Dalam hal pembayaran bunga utang dibutuhkan perhitungan yang lebih teknis. Pihak Pemerintah memiliki informasi yang mencukupi dan memang selalu melakukan perhitungan dan estimasi. Antara lain dari suku bunga atau kupon SBN dan tingkat bunga pinjaman. Sebagai contoh, mencermati perkembangan yield SBN benchmark, terutama di pasar perdana atau ketika diterbitkan.
Pemerintah menyampaikan kepada publik rencana dan realisasi pembayaran bunga utang selama setahun dalam APBN. Realisasi pada tahun 2020 sebesar Rp314 triliun. Dan direncanakan sebesar Rp373 triliun pada tahun 2021.
Pembayaran bunga utang pada tahun 2020 itu sebesar 5,78% dari posisi utang rata-rata. Bukan dari posisi utang akhir tahun. Bisa dikatakan besaran ini merupakan tingkat bunga secara umum atas total utang pemerintah. Rata-ratanya selama periode 2015-2020 sebesar 5,75%.
Profil utang pemerintah sering digambarkan pula dalam berbagai indikator yang merupakan rasio antar besaran. Yang paling populer adalah rasio posisi utang atas Produk Domestik Bruto (PDB).
Sebagai contoh, posisi utang akhir tahun 2020 sebesar Rp6.080 triliun dan PDB sebesar Rp15.434 triliun, maka rasionya 39,39%.

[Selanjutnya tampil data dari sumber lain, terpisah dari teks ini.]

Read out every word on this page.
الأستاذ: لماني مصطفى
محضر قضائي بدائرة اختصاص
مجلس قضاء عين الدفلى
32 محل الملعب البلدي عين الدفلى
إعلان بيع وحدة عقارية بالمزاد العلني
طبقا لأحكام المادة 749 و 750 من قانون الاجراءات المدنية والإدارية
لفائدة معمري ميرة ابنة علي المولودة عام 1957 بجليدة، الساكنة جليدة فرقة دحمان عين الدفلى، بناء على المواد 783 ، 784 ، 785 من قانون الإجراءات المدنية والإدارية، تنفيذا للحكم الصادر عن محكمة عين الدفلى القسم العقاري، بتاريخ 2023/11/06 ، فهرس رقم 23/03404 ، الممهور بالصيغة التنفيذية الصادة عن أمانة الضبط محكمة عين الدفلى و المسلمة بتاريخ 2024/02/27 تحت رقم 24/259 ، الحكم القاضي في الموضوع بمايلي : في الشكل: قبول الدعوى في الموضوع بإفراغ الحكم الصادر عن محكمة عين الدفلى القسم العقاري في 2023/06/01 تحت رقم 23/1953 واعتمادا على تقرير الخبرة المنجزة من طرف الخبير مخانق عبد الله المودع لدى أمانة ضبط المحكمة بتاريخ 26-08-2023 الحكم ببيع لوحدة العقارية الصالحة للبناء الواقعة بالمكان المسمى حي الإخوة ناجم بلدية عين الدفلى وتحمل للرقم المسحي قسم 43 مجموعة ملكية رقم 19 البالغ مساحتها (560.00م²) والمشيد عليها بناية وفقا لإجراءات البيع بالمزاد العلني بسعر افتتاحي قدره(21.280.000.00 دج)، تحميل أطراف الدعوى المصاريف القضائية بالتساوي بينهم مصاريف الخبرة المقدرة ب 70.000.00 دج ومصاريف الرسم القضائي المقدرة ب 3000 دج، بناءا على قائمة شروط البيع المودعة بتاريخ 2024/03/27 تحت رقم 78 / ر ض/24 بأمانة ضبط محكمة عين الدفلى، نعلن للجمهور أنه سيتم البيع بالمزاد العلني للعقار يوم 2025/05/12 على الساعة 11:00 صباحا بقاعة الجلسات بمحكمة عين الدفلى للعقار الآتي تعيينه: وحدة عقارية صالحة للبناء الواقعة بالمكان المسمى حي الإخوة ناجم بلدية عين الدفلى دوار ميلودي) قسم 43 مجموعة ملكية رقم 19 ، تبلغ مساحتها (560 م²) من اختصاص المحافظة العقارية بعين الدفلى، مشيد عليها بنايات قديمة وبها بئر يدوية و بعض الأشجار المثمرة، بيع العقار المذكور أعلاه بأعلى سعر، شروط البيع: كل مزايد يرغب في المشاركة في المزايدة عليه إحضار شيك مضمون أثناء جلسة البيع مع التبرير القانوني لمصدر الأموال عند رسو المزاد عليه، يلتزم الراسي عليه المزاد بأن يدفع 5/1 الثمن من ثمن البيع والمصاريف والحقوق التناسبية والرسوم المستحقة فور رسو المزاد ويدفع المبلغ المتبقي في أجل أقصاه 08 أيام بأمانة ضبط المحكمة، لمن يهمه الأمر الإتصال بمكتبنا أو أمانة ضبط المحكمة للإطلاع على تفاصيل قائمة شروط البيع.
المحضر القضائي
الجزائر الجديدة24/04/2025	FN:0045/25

Data PDB pada tahun 2021 yang sedang berjalan belum bisa dipastikan. Baru diketahui data PDB untuk triwulan I. Di sisi lain, posisi utang pemerintah 31 Mei 2021 tadi telah diketahui. Untuk keperluan analisis dan laporan kepada publik, Pemerintah melakukan estimasi “menyetahunkan” data yang tersedia. Pemerintah mengatakan rasionya sebesar 40,49%. Dengan kata lain, saat ini berasumsi PDB nominal tahun 2021 sebesar Rp15.851 triliun.
Indikator utang lainnya berupa posisi utang akhir tahun dengan pendapatan negara selama setahun. Pada 2020, pendapatan negara mencapai Rp1.648 triliun, maka rasionya sebesar 369%. Tak tersedia rasio per akhir Mei 2021, karena hal demikian memang tidak lazim. Namun dapat diprakirakan rasio pada akhir tahun 2021 berdasar postur APBN.
Rencana penambahan utang karena pengelolaan APBN 2021, tercermin dari nilai pembiayaan utang, sebesar Rp1.177 triliun. Artinya, posisi utang akhir tahun 2021 akan sebesar Rp7.257 triliun. Jika target pendapatan negara sebesar Rp1.744 triliun tercapai, maka rasionya menjadi 416%.
Perlu diketahui, prakiraan itu berasumsi kurs rupiah di kisaran yang sama dengan akhir tahun 2020. Jika melemah, akan lebih besar dari itu.
Indikator yang sebenarnya lebih penting adalah terkait dengan kemampuan membayar beban, yang dikenal sebagi debt service ratio (DSR). Beban pembayaran utang yang terdiri dari pelunasan pokok utang dan pembayaran bunga utang, dibandingkan dengan pendapatan negara.